The goal of segregatr is to provide segregation analysis for clinical variant classification. Specifically it facilitates the calculation of full-likelihood Bayes factors (FLBs) in any medical pedigree.
If you use segregatr in a publication, please cite this paper: Ratajska et al. (2023). The use of segregation analysis in interpretation of sequence variants in SMAD3.
The paper includes applications of the package in real-life diagnostic cases.
A Shiny app shinyseg for clinical segregation analysis is now available! Check it out here: https://chrcarrizosa.shinyapps.io/shinyseg/.

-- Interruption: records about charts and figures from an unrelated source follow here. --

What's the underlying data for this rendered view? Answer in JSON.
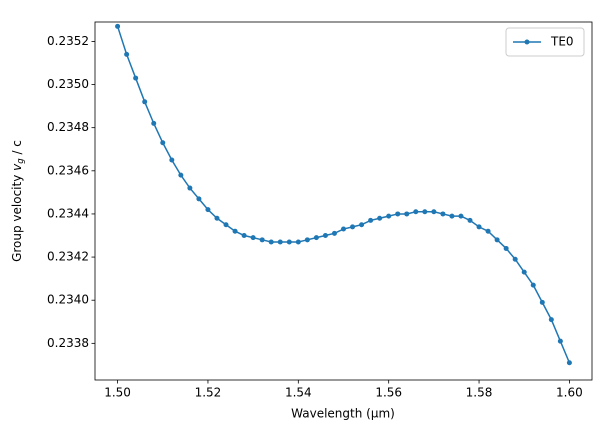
{
  "chart_data": {
    "type": "line",
    "xlabel": "Wavelength (μm)",
    "ylabel": {
      "text": "Group velocity ",
      "symbol": "v",
      "subscript": "g",
      "suffix": " / c"
    },
    "x": [
      1.5,
      1.502,
      1.504,
      1.506,
      1.508,
      1.51,
      1.512,
      1.514,
      1.516,
      1.518,
      1.52,
      1.522,
      1.524,
      1.526,
      1.528,
      1.53,
      1.532,
      1.534,
      1.536,
      1.538,
      1.54,
      1.542,
      1.544,
      1.546,
      1.548,
      1.55,
      1.552,
      1.554,
      1.556,
      1.558,
      1.56,
      1.562,
      1.564,
      1.566,
      1.568,
      1.57,
      1.572,
      1.574,
      1.576,
      1.578,
      1.58,
      1.582,
      1.584,
      1.586,
      1.588,
      1.59,
      1.592,
      1.594,
      1.596,
      1.598,
      1.6
    ],
    "series": [
      {
        "name": "TE0",
        "color": "#1f77b4",
        "values": [
          0.23527,
          0.23514,
          0.23503,
          0.23492,
          0.23482,
          0.23473,
          0.23465,
          0.23458,
          0.23452,
          0.23447,
          0.23442,
          0.23438,
          0.23435,
          0.23432,
          0.2343,
          0.23429,
          0.23428,
          0.23427,
          0.23427,
          0.23427,
          0.23427,
          0.23428,
          0.23429,
          0.2343,
          0.23431,
          0.23433,
          0.23434,
          0.23435,
          0.23437,
          0.23438,
          0.23439,
          0.2344,
          0.2344,
          0.23441,
          0.23441,
          0.23441,
          0.2344,
          0.23439,
          0.23439,
          0.23437,
          0.23434,
          0.23432,
          0.23428,
          0.23424,
          0.23419,
          0.23413,
          0.23407,
          0.23399,
          0.23391,
          0.23381,
          0.23371
        ]
      }
    ],
    "xlim": [
      1.495,
      1.605
    ],
    "ylim": [
      0.23363,
      0.23529
    ],
    "xticks": [
      {
        "value": 1.5,
        "label": "1.50"
      },
      1.52,
      1.54,
      1.56,
      1.58,
      {
        "value": 1.6,
        "label": "1.60"
      }
    ],
    "yticks": [
      0.2338,
      {
        "value": 0.234,
        "label": "0.2340"
      },
      0.2342,
      0.2344,
      0.2346,
      0.2348,
      {
        "value": 0.235,
        "label": "0.2350"
      },
      0.2352
    ],
    "legend": "upper right",
    "grid": false
  }
}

The app is based on segregatr, but offers a wealth of additional features:
- interactive visualisations
- complex disease modelling
- sensitivity analysis
- clinical interpretation for use in the ACMG-AMP framework
For details, see Carrizosa et al. (2024): shinyseg: a web application for flexible cosegregation and sensitivity analysis.

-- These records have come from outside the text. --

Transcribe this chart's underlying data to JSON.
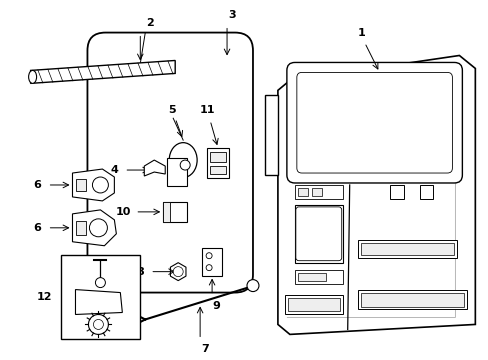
{
  "background_color": "#ffffff",
  "fig_width": 4.89,
  "fig_height": 3.6,
  "dpi": 100,
  "line_color": "#000000",
  "gray_fill": "#d8d8d8",
  "light_gray": "#eeeeee"
}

You can install segregatr from CRAN as follows:
install.packages("segregatr")
Alternatively, obtain the latest development version from GitHub:
devtools::install_github("magnusdv/segregatr")
library(segregatr)
The family below shows four brothers, all affected with a rare dominant disease with 90% penetrance and phenocopy rate 1%. The parents have unknown affection status. All four brothers are shown to carry a candidate variant.
We will use segregatr to analyse the co-segregation of the variant and the disease in this pedigree. Specifically we want to compute the full-likelihood Bayes factor (FLB), quantifying the evidence that the variant is pathogenic.

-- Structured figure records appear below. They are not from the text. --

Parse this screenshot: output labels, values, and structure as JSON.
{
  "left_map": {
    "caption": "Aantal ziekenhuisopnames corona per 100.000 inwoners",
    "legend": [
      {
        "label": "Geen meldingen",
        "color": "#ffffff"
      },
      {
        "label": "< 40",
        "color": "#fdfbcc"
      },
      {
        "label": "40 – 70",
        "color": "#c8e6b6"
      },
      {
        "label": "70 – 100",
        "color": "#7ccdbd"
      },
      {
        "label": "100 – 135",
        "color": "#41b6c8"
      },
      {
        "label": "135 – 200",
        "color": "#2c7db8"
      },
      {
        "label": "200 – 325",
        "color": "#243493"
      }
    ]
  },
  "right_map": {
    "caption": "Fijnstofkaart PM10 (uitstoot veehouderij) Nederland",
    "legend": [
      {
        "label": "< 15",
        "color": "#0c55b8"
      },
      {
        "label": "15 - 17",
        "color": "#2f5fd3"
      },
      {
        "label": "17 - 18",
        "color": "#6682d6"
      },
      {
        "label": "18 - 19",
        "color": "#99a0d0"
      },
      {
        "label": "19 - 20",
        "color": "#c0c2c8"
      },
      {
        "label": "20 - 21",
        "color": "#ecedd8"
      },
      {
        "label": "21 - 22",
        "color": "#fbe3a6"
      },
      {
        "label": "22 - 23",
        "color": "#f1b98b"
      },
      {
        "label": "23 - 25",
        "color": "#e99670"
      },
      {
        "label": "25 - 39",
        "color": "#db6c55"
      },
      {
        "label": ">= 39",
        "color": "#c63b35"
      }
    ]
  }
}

To create the pedigree we use the nuclearPed()
function from the
pedtools package, which is automatically loaded together with
segregatr.
x = nuclearPed(4)
Then we run the FLB()
function, filling in the necessary data:
FLB(x, carriers = 3:6, affected = 3:6, unknown = 1:2,
freq = 0.0001, penetrances = c(0.01, 0.9, 0.9), proband = 3)
#> [1] 7.732161
The resulting FLB score amounts to suggestive evidence for pathogenicity, according to the thresholds suggested by Jarvik and Browning (2016).